フィード・ワン株式会社   山内 孝史 社長

進化し続ける業界トップの飼料メーカー

 フィード・ワン株式会社の山内孝史社長に、2019 年 9 月のインタビュー取材以来、2 年ぶりに話を伺った。

 同社は、畜産業で飼育される牛、豚、鶏や水産業で養殖される魚などの餌となる「飼料(Feed)」の分野で、民間企業の中では売上、数量ともにトップの実績を持つ配合飼料メーカーだ。食料供給の上流を担う飼料製造事業は、まさにエッセンシャルワーク(欠かさざるべき仕事)であり、同社もその一社だ。2020 年 4 月の緊急事態宣言の際には、農林水産省から直々に「事業継続のためのガイドライン」が通達され、感染防止に十分な配慮をしながら操業を続けてきたという。

こうした状況下で、同社は 2020 年に 110 億円を投じて北九州市に「北九州畜産工場」を設立した。2017 年に新設した「北九州水産工場」とともに、生産基盤の拡充によって高まる需要に応える体制を整えた。これらの工場では「省人化・省エネ化」をキーワードに IoT や最新技術を取り入れており、時代に適応しながら期待に応える姿が印象に残る。

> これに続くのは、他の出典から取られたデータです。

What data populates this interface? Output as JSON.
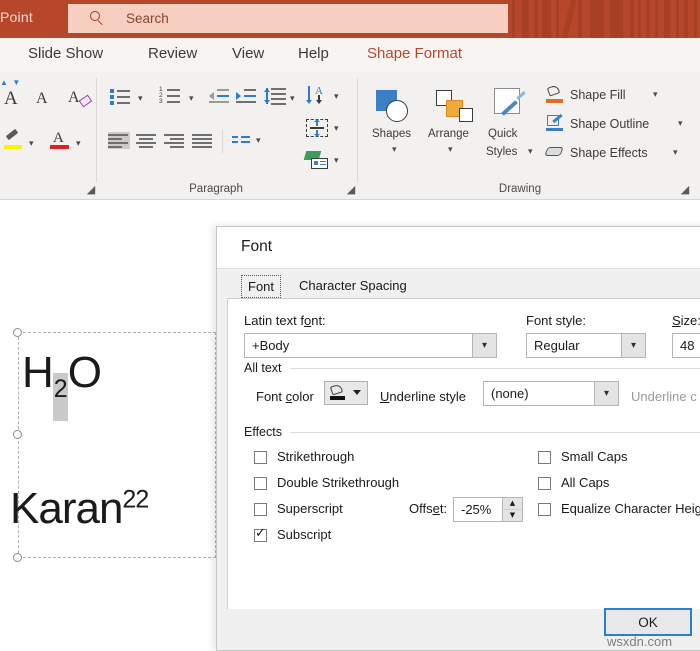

そんな中、今同社が最も注力をしているのが SDGs への対応だ。元来、飼料の原料に大豆・菜種などから油を搾ったカスを利用するなど、環境配慮をしてきている同社だが、今後はさらに SDGs への取り組みを積極的に強化していくという。社内でも SDGsの実践を社員が身近に感じられるようにと「私の SDGs 宣言」がスタートした。小さなことでも、生活の中で自分が意識的に行う SDGs について、社内で発表し実践していこうというものだ。こうした社員を巻き込みながら取組みを推進し続けることは簡単ではないが、山内社長にどのように牽引しているか尋ねると「まずは、自分(山内社長)が率先すること」と、背中を見せるリーダーシップが伺えた。

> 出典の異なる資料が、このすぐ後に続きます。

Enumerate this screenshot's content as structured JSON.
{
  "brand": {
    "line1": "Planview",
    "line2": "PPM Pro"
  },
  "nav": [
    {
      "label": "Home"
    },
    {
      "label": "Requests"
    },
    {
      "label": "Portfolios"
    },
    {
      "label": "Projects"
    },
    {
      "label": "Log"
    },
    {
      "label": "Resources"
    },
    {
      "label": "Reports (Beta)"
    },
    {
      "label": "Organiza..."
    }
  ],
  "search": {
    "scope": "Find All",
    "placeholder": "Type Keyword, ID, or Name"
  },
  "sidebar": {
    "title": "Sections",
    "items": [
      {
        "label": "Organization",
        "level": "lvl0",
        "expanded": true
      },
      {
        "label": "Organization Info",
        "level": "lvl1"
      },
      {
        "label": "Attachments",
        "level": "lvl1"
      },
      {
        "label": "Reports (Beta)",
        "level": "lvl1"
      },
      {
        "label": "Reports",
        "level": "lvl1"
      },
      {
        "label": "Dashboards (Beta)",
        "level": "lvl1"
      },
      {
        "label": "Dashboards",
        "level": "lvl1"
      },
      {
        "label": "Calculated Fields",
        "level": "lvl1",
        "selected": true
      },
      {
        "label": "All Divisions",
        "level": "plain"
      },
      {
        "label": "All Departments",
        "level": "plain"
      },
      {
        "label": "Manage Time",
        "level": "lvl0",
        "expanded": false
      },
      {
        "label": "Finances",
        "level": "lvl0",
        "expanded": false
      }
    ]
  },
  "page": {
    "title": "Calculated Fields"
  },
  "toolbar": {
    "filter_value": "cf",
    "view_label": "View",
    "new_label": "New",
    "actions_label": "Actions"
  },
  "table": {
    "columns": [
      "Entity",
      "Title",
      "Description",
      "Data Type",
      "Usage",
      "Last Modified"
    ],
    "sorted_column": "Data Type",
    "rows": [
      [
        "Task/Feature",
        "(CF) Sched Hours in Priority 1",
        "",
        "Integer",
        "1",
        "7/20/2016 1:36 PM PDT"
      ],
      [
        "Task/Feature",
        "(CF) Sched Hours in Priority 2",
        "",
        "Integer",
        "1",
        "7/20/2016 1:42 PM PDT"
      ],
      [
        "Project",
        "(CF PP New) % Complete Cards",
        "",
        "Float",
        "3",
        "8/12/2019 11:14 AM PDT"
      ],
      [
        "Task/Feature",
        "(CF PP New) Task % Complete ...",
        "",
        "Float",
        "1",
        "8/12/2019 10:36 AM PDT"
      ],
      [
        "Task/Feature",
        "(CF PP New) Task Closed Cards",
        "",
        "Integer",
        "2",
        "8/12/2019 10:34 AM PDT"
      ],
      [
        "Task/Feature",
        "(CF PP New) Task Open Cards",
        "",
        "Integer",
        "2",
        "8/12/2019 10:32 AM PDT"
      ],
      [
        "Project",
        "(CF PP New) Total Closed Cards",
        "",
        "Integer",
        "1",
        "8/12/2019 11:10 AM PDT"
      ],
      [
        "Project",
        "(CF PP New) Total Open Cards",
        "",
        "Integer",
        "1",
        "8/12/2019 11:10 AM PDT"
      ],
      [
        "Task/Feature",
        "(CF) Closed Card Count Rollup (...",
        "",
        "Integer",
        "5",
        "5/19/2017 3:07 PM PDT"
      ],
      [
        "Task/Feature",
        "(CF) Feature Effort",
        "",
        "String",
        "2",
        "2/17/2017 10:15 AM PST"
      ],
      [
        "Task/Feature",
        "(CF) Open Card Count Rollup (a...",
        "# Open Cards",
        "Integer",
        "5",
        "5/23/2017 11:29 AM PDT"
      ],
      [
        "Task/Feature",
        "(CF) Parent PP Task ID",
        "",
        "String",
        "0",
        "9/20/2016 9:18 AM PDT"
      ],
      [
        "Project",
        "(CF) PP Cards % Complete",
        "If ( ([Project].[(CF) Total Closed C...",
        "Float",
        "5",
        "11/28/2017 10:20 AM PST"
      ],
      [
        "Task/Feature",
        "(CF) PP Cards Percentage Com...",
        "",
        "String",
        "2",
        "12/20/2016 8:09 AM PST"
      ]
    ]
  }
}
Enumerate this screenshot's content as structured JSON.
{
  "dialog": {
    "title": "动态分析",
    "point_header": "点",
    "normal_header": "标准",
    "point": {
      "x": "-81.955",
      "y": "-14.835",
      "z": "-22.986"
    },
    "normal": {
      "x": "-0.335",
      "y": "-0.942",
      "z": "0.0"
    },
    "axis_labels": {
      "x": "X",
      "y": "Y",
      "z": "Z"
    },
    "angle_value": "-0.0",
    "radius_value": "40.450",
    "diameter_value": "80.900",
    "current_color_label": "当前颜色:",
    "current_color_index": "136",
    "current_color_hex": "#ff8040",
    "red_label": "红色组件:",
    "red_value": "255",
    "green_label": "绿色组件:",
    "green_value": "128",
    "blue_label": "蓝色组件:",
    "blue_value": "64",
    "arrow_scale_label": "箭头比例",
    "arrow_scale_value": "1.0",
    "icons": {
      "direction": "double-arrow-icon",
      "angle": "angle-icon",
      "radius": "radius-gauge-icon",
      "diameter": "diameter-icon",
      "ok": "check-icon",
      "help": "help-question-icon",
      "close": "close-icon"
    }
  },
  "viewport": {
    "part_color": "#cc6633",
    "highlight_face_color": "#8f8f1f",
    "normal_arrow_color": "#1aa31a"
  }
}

2021 年にはグループ統合 7 年目を迎え、10 周年へ向けた第 3 次中期経営計画がスタートするなど、新しい局面を迎えるフィード・ワン。コロナ禍においてテレワークや WEB 会議などを積極的に取り入れながらも、山内社長は「対面でのコミュニケーションも大切にしていきたい」と、無くしてはいけない人と人との関り方について強調した。我々の食の源流を担う飼料メーカーの強さの裏側には、こうしたハード面ソフト面の両方を常に進化させ続けるという同社の不断の努力が隠れているようだ。